Israeli NASDAQ companies trying to bring lab-grown meat to the masses

Pluristem CEO Yaky Yanay called the initial product “cultured meat” and said it is grown from real meat cells, tissue, fat and muscle.

 IN COLLABORATION with the Tnuva Group, Pluristem will develop raw material for the cultured meat market.  (photo credit: Wikimedia Commons)
IN COLLABORATION with the Tnuva Group, Pluristem will develop raw material for the cultured meat market.
(photo credit: Wikimedia Commons)

An Israeli biotech company and food giant Tnuva rang the bell at NASDAQ Monday, celebrating their partnership to produce lab-grown meat, fish and dairy.

Pluristem Therapeutics and Tnuva joined the race to create meat and dairy products from animal cells, using technology they say is more sustainable than natural methods and hoping to meet the demand for cruelty-free alternatives.

Tnuva is investing $7.5 million in the partnership, called NewCo, with an option to invest up to an additional $7.5 million over a year-long period.  

Pluristem CEO Yaky Yanay called the initial product “cultured meat” and said it is grown from real meat cells, tissue, fat and muscle. “We’re not talking about a substitute,” Yanay told The New York Jewish Week. “We will be able to provide a product that will be healthy and eventually affordable.” 

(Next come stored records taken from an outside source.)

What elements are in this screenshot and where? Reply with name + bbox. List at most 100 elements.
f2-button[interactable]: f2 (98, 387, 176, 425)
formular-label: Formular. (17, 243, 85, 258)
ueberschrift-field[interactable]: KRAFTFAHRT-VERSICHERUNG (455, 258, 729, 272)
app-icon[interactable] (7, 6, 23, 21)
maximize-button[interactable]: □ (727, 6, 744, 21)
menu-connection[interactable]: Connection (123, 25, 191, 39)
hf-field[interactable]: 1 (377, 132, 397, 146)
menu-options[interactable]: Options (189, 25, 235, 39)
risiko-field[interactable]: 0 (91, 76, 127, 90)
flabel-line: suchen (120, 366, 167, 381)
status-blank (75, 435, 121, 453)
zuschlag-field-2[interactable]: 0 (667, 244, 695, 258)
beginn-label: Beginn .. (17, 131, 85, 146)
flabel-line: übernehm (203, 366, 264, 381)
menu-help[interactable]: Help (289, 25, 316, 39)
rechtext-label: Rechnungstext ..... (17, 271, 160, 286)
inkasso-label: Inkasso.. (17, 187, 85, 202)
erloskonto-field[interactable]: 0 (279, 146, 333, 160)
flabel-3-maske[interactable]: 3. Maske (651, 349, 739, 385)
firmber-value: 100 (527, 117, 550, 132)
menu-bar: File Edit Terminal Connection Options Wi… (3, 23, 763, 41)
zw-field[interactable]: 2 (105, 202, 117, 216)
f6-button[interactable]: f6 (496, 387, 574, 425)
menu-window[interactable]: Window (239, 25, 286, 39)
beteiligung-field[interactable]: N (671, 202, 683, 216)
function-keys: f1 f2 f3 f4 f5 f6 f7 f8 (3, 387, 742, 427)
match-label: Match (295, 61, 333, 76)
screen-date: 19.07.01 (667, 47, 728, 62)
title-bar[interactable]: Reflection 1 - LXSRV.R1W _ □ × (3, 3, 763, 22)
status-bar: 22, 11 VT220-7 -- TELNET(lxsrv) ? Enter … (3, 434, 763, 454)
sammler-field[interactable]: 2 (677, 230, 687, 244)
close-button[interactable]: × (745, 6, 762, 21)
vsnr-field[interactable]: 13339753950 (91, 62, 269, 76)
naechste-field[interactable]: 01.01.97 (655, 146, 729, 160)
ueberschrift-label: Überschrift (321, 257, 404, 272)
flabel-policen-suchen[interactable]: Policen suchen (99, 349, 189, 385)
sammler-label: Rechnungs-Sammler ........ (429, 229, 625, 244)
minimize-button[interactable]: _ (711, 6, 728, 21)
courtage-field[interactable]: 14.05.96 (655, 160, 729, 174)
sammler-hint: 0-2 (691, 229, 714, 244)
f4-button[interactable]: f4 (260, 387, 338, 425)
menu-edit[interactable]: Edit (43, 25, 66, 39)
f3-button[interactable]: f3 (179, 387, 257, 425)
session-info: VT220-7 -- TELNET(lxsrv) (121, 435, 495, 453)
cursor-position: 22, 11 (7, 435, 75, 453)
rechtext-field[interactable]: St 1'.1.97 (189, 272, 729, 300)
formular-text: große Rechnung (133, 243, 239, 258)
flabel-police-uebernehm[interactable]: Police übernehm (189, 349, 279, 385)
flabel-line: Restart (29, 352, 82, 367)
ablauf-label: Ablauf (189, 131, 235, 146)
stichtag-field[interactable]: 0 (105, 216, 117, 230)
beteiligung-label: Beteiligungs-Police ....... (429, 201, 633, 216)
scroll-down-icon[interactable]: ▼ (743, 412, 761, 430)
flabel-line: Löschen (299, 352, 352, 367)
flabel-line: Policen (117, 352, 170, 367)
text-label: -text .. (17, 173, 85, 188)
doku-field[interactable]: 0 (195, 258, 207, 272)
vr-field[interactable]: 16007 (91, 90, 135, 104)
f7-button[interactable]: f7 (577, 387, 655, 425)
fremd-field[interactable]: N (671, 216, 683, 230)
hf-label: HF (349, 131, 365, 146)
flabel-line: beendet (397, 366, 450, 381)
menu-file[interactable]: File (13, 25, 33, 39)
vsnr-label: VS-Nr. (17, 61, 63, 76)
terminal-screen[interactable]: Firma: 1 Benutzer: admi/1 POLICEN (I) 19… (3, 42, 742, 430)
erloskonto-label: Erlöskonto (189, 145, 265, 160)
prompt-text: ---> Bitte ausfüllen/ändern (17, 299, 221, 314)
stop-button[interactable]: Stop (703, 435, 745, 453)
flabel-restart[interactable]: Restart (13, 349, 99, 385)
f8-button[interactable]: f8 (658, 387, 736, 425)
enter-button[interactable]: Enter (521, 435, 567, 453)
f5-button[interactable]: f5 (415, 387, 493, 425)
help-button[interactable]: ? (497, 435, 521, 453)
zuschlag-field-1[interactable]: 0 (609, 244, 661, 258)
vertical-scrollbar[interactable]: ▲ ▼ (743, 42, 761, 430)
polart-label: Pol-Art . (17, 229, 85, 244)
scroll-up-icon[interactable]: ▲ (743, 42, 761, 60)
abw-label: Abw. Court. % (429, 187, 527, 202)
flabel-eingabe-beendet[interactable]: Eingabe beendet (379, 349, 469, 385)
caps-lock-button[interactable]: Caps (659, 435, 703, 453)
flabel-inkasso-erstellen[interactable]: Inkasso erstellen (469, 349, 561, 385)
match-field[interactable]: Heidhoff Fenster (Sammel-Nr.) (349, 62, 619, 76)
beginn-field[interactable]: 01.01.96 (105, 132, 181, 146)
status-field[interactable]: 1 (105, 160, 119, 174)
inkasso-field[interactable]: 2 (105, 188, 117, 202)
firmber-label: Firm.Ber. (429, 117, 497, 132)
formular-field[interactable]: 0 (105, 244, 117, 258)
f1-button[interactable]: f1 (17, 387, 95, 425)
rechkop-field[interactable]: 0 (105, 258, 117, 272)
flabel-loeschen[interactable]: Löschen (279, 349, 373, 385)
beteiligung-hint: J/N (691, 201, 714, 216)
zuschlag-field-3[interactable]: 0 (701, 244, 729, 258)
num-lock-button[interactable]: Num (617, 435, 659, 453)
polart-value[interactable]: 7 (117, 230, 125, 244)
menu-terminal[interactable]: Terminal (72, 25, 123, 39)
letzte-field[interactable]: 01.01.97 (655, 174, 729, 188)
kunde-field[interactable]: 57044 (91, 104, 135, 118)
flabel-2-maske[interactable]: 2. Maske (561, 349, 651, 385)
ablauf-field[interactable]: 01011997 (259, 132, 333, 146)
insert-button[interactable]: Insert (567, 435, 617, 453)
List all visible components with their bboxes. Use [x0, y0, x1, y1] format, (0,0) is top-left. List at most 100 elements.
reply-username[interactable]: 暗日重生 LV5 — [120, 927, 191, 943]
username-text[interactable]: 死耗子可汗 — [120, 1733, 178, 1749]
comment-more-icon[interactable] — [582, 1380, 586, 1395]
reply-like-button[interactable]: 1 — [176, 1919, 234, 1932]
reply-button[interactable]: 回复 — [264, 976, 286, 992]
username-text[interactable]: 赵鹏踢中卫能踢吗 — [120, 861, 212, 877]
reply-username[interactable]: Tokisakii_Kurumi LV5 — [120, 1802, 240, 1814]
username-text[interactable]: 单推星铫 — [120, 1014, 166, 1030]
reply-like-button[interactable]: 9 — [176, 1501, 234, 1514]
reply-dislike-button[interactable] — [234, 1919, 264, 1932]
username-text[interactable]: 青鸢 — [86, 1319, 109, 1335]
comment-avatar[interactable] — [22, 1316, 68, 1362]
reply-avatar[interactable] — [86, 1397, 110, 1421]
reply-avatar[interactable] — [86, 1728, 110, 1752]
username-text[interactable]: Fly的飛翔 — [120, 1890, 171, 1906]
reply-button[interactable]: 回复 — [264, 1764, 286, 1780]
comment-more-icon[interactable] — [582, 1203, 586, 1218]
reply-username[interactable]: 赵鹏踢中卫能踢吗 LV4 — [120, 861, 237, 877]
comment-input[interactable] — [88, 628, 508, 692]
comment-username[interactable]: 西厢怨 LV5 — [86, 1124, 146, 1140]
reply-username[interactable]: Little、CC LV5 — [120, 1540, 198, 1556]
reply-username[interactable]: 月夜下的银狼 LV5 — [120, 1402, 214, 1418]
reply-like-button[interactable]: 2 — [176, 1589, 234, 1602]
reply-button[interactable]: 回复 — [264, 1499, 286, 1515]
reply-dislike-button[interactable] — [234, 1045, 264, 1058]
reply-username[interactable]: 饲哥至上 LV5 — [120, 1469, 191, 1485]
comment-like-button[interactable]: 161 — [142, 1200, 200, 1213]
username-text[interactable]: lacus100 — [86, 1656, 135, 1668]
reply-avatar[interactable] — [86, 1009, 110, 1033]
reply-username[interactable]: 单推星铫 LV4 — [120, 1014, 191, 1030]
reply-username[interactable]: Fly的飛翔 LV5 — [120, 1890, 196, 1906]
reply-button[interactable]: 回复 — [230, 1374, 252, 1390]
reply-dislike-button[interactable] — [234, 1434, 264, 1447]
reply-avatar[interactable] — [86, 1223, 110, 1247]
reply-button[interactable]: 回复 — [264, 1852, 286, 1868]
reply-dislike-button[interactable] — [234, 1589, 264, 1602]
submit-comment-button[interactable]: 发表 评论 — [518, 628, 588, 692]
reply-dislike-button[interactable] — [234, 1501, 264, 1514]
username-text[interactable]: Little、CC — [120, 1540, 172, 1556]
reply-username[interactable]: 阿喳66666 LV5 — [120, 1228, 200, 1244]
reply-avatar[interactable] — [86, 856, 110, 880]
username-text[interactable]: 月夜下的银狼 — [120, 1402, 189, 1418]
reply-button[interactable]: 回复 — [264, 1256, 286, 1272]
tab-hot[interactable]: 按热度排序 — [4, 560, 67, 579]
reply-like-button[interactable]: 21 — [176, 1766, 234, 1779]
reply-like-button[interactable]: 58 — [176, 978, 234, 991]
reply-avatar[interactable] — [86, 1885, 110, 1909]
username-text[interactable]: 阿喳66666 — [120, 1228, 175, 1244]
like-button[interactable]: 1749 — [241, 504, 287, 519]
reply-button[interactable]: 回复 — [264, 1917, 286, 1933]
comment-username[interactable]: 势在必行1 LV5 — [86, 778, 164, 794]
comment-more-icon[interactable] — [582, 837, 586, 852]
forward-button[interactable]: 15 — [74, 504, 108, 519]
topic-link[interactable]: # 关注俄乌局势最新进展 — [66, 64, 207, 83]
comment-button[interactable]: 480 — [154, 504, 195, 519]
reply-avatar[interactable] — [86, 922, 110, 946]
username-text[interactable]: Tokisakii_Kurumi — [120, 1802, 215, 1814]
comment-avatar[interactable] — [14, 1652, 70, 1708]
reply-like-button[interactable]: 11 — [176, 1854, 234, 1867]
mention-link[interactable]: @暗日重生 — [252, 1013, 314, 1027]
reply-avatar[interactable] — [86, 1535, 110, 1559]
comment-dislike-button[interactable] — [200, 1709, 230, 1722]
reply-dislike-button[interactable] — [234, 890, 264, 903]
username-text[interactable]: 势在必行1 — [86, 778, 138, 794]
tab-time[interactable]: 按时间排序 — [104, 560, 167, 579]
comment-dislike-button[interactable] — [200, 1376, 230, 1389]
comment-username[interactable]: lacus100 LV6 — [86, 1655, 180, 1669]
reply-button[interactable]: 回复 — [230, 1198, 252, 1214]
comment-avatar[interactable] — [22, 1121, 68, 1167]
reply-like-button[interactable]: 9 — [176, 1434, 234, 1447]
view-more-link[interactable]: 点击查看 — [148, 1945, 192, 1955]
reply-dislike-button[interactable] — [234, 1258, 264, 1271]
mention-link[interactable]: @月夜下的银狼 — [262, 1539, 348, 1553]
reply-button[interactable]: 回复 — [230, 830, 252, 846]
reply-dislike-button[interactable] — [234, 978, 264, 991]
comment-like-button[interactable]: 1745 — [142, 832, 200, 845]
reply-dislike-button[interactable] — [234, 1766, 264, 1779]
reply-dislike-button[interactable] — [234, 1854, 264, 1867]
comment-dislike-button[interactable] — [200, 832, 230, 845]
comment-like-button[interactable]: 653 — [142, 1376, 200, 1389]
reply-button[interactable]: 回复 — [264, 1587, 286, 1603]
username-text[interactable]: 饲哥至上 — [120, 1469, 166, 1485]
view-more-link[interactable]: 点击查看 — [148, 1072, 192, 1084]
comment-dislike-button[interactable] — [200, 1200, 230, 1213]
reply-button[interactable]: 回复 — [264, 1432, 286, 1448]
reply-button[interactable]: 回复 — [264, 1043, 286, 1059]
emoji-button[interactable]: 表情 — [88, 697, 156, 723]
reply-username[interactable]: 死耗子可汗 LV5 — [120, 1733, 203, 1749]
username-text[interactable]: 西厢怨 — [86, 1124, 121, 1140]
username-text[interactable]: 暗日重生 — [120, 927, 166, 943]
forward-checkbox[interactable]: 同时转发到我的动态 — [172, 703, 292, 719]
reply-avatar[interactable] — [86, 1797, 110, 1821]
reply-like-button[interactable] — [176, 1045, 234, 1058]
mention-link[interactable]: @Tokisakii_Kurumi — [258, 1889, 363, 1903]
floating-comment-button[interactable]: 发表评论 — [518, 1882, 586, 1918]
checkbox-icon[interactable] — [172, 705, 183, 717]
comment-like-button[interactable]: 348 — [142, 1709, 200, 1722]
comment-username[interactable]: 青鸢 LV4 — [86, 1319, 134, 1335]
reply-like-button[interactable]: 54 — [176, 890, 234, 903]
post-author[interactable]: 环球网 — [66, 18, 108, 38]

Tnuva Chairman Haim Gavrieli said that what is important to the product is the taste, the texture, the sensory feelings and “of course, the price.”

A Tnuva truck enters the company's logistic centre in the southern town of Kiryat Malachi, Israel May 22, 2014.  (credit: REUTERS/AMMAR ABDULLAH/FILE PHOTO)A Tnuva truck enters the company's logistic centre in the southern town of Kiryat Malachi, Israel May 22, 2014. (credit: REUTERS/AMMAR ABDULLAH/FILE PHOTO)

“All around the world, there is a concern about food security,” Gavrieli said. “I think that this kind of collaboration will solve part of this problem in the next five to 10 years.”

Other Israeli companies are also trying to bring cultured meat to market. Future Meat recently raised $347 million to launch a production facility in the US, and Aleph Farms has unveiled “cultivated” steak and ribeye.

Yanay, a vegetarian of 25 years, said that there may be some resistance to lab-grown meat, but ultimately, this cultured product will lead to “a more sustainable planet.”

“Human beings need to create, to build, to heal — not to destroy,” he said. “As a Jewish person and as an Israeli, we need to make this world a better one. What we are doing will contribute to that.” 

He added that there are many vegetarians who are choosing not to eat meat because of environmental concerns or because they do not want the animal to suffer. Cultured meat could provide them an option. “I’m waiting to see and eat the first burger coming from our labs,” Yanay said. “We are getting a lot of support from vegan associations that are telling us they would like to see this type of product.” 

Yanay said they have had discussions with rabbis and are expecting the product to be certified as kosher and pareve — that is, neither meat nor dairy according to kosher rules.

“We are looking at the next generation of gastronomy in the Jewish kitchen,” he said.  

Gavrieli said that as Tnuva is the largest kosher food company in the world and, as such, they will be able to help bring rabbis on board with this. “It is a religious decision,” he said. “But it is promising. It’s under discussion with leading rabbis in Israel right now.”  

Pluristem is publicly traded on NASDAQ as well as the Tel Aviv Stock Exchange. Its muscle regeneration technology is already being used in hospitals around the world.

“What we celebrated by ringing the bell at NASDAQ was that we are joining forces,” Yanay said. “We’re going to be focused on cultured food, and we feel very blessed about this collaboration.”